DNA consists of biochemical building blocks called nucleotides of 4 different types: adenine, thymine, cytosine and guanine (abbreviated as A, T, C and G). These nucleotides are lined up in a specific sequence forming long molecules called chromosomes. Every nucleus of a human cell contains 46 chromosomes, 23 which you inherited from your mother and another 23 from your father. With modern technologies such as “Next Generation Sequencing”, the sequence of these nucleotides can be read. It contains the basic information of how your body works.
Within the structure of the DNA we can identify patterns in the sequence, that are called “genes”. Humans have about 21.000 genes, which are distributed among the chromosomes. The sequence of each gene contains instructions how to make a protein, like for instance keratin, collagen, insulin, blood coagulation factors, digestive enzymes, etc.
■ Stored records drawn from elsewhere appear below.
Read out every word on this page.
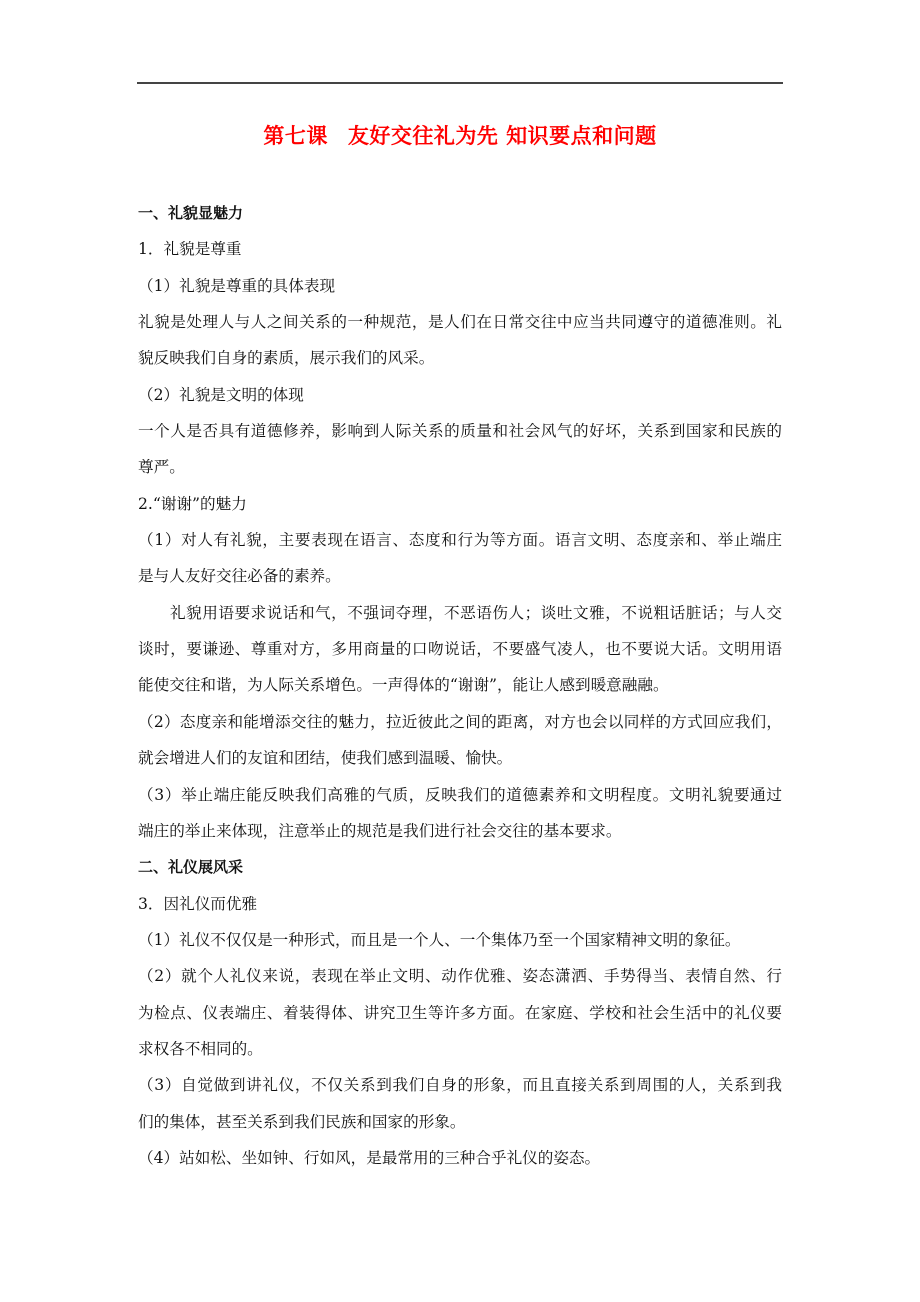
第七课 友好交往礼为先 知识要点和问题
一、礼貌显魅力
1．礼貌是尊重
（1）礼貌是尊重的具体表现
礼貌是处理人与人之间关系的一种规范，是人们在日常交往中应当共同遵守的道德准则。礼
貌反映我们自身的素质，展示我们的风采。
（2）礼貌是文明的体现
一个人是否具有道德修养，影响到人际关系的质量和社会风气的好坏，关系到国家和民族的
尊严。
2.“谢谢”的魅力
（1）对人有礼貌，主要表现在语言、态度和行为等方面。语言文明、态度亲和、举止端庄
是与人友好交往必备的素养。
礼貌用语要求说话和气，不强词夺理，不恶语伤人；谈吐文雅，不说粗话脏话；与人交
谈时，要谦逊、尊重对方，多用商量的口吻说话，不要盛气凌人，也不要说大话。文明用语
能使交往和谐，为人际关系增色。一声得体的“谢谢”，能让人感到暖意融融。
（2）态度亲和能增添交往的魅力，拉近彼此之间的距离，对方也会以同样的方式回应我们，
就会增进人们的友谊和团结，使我们感到温暖、愉快。
（3）举止端庄能反映我们高雅的气质，反映我们的道德素养和文明程度。文明礼貌要通过
端庄的举止来体现，注意举止的规范是我们进行社会交往的基本要求。
二、礼仪展风采
3．因礼仪而优雅
（1）礼仪不仅仅是一种形式，而且是一个人、一个集体乃至一个国家精神文明的象征。
（2）就个人礼仪来说，表现在举止文明、动作优雅、姿态潇洒、手势得当、表情自然、行
为检点、仪表端庄、着装得体、讲究卫生等许多方面。在家庭、学校和社会生活中的礼仪要
求权各不相同的。
（3）自觉做到讲礼仪，不仅关系到我们自身的形象，而且直接关系到周围的人，关系到我
们的集体，甚至关系到我们民族和国家的形象。
（4）站如松、坐如钟、行如风，是最常用的三种合乎礼仪的姿态。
Although 99,9 % of the genetic sequence is conserved among all humans, small variations make every individual DNA sequence unique. A difference in the sequence of a gene can produce a protein that is functioning different than in other people. That is why we are all different, with different hair, different skin, different body composition, different metabolism, different health concerns, etc.
Since the first human reference genome was published in 2001, the scientific community has been publishing their findings about genetic differences and consequences for the body. By comparing your personal genetic sequence with this data, we obtain information about how your unique body works. This way we can identify your stronger and weaker points and detect which genes produce proteins that work well, and which ones are a bit slower or not working at all. The information allows us to determine the best personalized way for you to diet, exercise, which nutrients you require more of, which ones you should avoid, etc. Matching your eating and exercise habits to your genetic profile is the quickest and easiest way to get fit, lose weight and gain lean muscle mass.